WASHINGTON -- Sen. Trent Lott looked like a supporter of Rudy Giuliani's presidential ambitions when the former New York mayor visited Lott's home state of Mississippi recently. But in private, he warned Giuliani about roadblocks in his presidential path.
Lott, who likes and admires Giuliani, told him that the New Yorker's support for abortion, homosexual rights and gay marriage are heavy burdens for a Republican to carry nationally. Giuliani protested that he never supported same-sex marriage, only civil unions. Lott then advised that in Mississippi, they don't see any difference between gay marriage and civil unions.
A footnote: National Republican leaders would like to see Giuliani challenge Democratic Sen. Hillary Clinton for re-election next year, but that does not seem to be on his agenda.
CHENEY AND THE RIGHT
The chilly relationship of the Bush administration with congressional conservatives warmed last Tuesday evening when Dick Cheney entertained the Republican Study Committee (RSC) at the vice president's official residence.
Cheney's last contact with the conservative RSC was his meeting in 2001 with Rep. John Shadegg of Arizona, then the committee's chairman. With the vice president seeking to reach out to the restive right, the current RSC chairman -- Rep. Mike Pence of Indiana -- suggested the reception. About 30 members attended the event, which lasted two hours.
"Back in the days when I had some power, I was a conservative Republican member of Congress," Cheney told his guests. In one-on-one sessions with the vice president, the RSC members expressed concern over rising government spending and underlined their opposition to a tax increase as part of Social Security reform.
Howard Dean, who has minimized media exposure since his election as chairman of the Democratic National Committee, departed from the party line in telling a college audience that there are problems with the Social Security program.
Speaking at Cornell University in Ithaca, N.Y., on Feb. 23, Dean totally opposed President Bush's advocacy of personal accounts as part of Social Security.
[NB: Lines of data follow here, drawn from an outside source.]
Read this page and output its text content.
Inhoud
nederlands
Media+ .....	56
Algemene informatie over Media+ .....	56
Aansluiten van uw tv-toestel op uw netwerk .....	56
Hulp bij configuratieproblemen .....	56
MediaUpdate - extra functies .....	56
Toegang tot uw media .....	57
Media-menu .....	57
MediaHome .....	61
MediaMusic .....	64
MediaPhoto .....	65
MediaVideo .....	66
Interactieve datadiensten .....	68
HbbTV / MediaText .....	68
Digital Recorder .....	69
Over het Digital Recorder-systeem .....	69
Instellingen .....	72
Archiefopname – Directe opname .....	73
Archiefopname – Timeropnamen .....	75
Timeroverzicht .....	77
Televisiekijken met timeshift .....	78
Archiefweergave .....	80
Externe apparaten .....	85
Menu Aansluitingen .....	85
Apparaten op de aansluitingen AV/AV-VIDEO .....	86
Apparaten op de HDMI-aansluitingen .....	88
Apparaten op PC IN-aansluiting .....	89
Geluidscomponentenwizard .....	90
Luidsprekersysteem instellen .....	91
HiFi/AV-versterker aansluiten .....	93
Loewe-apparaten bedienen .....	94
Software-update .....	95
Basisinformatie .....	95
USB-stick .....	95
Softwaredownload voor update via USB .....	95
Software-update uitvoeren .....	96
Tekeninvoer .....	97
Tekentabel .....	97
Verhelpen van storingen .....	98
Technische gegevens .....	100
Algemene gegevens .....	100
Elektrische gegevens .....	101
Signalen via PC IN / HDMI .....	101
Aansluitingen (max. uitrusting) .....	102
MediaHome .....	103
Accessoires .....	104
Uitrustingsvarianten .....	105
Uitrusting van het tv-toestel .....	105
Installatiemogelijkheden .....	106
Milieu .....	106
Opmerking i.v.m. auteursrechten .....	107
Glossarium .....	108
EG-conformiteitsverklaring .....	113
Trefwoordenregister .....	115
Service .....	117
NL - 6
However, he did not follow Democratic insistence that nothing need be done about the program. If Social Security is left alone, he said, benefits after 30 years would be 80 percent of what they are now.
Dean's divergence from the party line was reported only in the Cornell Daily Sun, the student newspaper.
CONGRESS PROBES U.N.
As part of increasing congressional scrutiny of the United Nations, Republican Sen. James Inhofe of Oklahoma and his staff are investigating reports that the territory of Western Sahara (which is under Moroccan occupation) is not receiving tens of millions of promised dollars.
Inhofe is looking for a possible pattern of the UN not living up to promised cash outlays for underdeveloped countries in need. In addition to the Western Sahara investigation, he also is looking into similar reports about Uganda.
As part of his inquiry, Inhofe has asked for the UN budget. The UN liaison told the senator he was the first legislator ever to make such a request.
Sen. John Kerry is sponsoring a resolution honoring black activist W.E.B. Du Bois, who officially joined the Communist Party late in life after faithful support of the Soviet line in world affairs.
Du Bois praised Soviet dictator and mass murderer Joseph Stalin as "great" and "courageous" and defended Communist North Korea for its 1950 invasion of South Korea. Du Bois was a founder of the NAACP, but was later expelled from the civil rights organization for opposing racial integration. A winner of the Lenin Peace Prize, Du Bois ended his life as an exile in Ghana (where he died in 1963 at age 95).
Kerry's resolution lauds Du Bois, a longtime socialist, for having "played an intricate role in the development of the entrepreneurial spirit, capitalism, and economic independence in the African-American community." The resolution is also sponsored by Democratic Sens. Edward M. Kennedy and Carl Levin, as well as 36 Democratic House members and one Republican, Rep. Dave Hobson of Ohio.